Pygmalion did not know what to do. His yearning for her love made him ill. He could neither eat or sleep. He was lost in his misery. He could not eat or drink other than the smallest portions. His eyes haggard and his cheeks became hollow, he wandered the palace rooms like a ghost. Being a King was no consolation for his yearning for Aphrodite. His position as king offered no comfort to his heart to which Kings and commoners were equal prey. Like a boy in the throes of love he was horribly lovesick.
The King decided that if he could not possess Aphrodite then he must have her image. He set to work with chisel and blade and created an exact life-size statue that was an exact replica of his beloved Aphrodite in ivory. The statue was identical to Aphrodite in every physical detail. Her hair, her eyebrows the curve of her body, the gentle sweep of her nose, the swell of her breasts, her thighs, the delicate line of her ankles were modeled to perfection. His passion and yearning for love knew every inch of her beauty and helped create her statue in perfect detail.
The statue gave Pygmalion comfort and relief from his yearning for her love, he would not be parted with her statue and even took it to bed with him. Alone with her image he would caress and embrace the cool curves and smooth statue as though it was really Aphrodite. He dreamed that the statue was really her and hoped that it would respond to his desires, it was no use. The statue remained cold and unresponsive. ‘have pity on me!’ Pygmalion cried out to Aphrodite. ‘Can you not see how I suffer. Even your image gives me no comfort, I am cursed by your love. Release me from this bondage or I shall die‘. His arms were put despairingly around the statue and he sobbed endlessly with his broken heart.

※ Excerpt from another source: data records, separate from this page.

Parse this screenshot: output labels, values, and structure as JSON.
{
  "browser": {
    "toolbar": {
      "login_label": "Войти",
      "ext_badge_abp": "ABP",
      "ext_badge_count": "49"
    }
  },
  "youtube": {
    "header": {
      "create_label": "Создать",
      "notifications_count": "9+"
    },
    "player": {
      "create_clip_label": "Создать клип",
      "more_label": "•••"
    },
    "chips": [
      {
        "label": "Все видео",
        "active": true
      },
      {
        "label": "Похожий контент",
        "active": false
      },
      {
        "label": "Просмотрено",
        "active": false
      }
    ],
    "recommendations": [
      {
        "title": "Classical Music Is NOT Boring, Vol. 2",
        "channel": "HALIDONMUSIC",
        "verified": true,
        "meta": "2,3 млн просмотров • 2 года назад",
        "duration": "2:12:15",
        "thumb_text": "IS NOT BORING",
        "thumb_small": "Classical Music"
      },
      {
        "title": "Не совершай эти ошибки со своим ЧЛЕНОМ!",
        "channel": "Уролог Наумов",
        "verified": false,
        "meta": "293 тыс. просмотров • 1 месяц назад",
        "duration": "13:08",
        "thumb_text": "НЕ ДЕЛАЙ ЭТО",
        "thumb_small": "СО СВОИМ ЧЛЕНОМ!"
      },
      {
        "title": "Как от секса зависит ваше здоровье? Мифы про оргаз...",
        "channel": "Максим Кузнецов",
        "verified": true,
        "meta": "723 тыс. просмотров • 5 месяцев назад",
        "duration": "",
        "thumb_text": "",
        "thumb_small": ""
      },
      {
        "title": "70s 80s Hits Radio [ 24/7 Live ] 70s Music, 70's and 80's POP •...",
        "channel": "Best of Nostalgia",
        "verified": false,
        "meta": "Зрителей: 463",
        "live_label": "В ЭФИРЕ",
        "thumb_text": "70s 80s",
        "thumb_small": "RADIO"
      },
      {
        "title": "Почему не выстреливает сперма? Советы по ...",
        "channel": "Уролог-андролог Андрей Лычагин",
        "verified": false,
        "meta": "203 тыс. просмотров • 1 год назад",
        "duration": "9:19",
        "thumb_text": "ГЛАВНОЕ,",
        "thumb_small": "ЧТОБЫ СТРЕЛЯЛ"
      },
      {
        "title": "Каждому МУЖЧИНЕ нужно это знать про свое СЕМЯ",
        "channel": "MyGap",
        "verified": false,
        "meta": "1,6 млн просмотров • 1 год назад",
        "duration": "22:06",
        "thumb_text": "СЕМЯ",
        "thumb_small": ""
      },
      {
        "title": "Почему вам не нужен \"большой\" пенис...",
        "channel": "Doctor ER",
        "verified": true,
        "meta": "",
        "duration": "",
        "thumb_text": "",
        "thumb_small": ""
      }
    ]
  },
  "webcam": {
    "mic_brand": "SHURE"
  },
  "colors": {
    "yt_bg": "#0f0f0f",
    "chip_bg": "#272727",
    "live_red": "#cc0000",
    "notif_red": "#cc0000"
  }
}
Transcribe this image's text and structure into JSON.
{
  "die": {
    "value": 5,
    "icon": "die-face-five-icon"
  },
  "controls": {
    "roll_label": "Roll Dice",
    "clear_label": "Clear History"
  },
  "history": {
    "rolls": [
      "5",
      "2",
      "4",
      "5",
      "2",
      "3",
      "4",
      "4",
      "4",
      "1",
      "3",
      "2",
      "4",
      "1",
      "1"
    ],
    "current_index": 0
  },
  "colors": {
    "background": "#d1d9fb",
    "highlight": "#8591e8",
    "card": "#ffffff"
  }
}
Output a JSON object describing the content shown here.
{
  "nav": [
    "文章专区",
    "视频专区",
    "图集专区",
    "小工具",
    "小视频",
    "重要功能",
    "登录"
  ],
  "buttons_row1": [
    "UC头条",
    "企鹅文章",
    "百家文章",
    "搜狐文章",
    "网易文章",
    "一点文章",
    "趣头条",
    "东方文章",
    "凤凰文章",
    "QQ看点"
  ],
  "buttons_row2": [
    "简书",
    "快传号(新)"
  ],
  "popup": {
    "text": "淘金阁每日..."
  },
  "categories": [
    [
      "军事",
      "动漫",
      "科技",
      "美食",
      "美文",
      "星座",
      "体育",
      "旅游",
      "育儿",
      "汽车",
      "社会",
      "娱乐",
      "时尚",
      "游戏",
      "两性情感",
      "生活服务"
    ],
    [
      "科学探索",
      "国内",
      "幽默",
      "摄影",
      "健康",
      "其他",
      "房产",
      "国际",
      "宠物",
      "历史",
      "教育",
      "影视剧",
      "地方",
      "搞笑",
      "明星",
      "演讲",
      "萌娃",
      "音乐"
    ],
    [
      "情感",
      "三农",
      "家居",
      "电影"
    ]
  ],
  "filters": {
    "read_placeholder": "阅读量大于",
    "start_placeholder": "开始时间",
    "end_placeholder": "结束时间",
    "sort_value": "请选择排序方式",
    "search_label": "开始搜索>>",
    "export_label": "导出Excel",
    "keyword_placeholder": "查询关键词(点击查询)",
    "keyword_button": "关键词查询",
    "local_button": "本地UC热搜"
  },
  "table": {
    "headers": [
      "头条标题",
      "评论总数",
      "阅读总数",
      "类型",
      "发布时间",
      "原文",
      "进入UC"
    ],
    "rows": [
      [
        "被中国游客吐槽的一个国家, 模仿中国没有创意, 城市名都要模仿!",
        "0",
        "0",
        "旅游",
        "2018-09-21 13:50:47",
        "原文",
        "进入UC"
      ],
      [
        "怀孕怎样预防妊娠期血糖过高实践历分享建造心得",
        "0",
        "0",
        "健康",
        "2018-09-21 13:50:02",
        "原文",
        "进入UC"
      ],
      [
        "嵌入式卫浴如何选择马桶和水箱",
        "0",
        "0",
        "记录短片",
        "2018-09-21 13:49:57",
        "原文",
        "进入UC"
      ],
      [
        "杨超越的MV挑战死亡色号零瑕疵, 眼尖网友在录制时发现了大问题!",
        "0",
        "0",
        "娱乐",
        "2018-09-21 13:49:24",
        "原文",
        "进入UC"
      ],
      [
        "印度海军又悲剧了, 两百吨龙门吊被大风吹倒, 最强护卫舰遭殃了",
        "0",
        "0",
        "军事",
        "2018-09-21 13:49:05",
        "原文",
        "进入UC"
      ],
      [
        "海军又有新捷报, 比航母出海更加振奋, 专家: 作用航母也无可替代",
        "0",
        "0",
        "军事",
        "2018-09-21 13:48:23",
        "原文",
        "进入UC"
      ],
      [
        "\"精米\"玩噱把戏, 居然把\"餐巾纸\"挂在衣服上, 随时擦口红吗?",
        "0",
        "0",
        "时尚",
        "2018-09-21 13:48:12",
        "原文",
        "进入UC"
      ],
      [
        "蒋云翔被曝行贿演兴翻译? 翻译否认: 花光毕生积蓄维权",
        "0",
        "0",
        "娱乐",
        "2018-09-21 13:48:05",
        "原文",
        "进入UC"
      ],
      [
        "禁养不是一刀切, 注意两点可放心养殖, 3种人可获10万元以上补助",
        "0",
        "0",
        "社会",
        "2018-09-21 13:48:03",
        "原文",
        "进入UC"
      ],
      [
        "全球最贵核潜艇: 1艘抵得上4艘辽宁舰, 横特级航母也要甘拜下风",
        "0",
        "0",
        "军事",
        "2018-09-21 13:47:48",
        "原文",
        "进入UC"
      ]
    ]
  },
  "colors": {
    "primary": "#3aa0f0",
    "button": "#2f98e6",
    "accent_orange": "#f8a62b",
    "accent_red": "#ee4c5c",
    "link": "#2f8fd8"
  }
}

His tears rolled onto the statue’s cheeks and down her breasts, and then something strange happened. a miracle occurred in response to Pygmalion’s weeping. A small, perfect dew drop issued from the corner of the statues eyes and rolled down the side of its exquisite nose. The statue was crying. Aphrodite heard Pygmalion’s prayer and entered her ivory twin and breathed life into it. The statue raised her arms and cradled Pygmalion. The cold statue turned to warmth and life. The cheeks flushed with rose. The silent lips now spoke. ‘My name is Galatea,’ the statue said. Pygmalion was astonished and believed his prayers were finally answered.
Pygmalion now had a real flesh and blood Aphrodite of his own. He married Galatea. His desire for life improved and he no longer yearned for the divine and original Aphrodite. Galatea eventually bore him a son by the name of Paphos. His son in turn had a boy named Cinyras who founded the Cyprian city of Paphos and there he built a famous temple to Aphrodite without whose kindness neither he nor his father would have been born.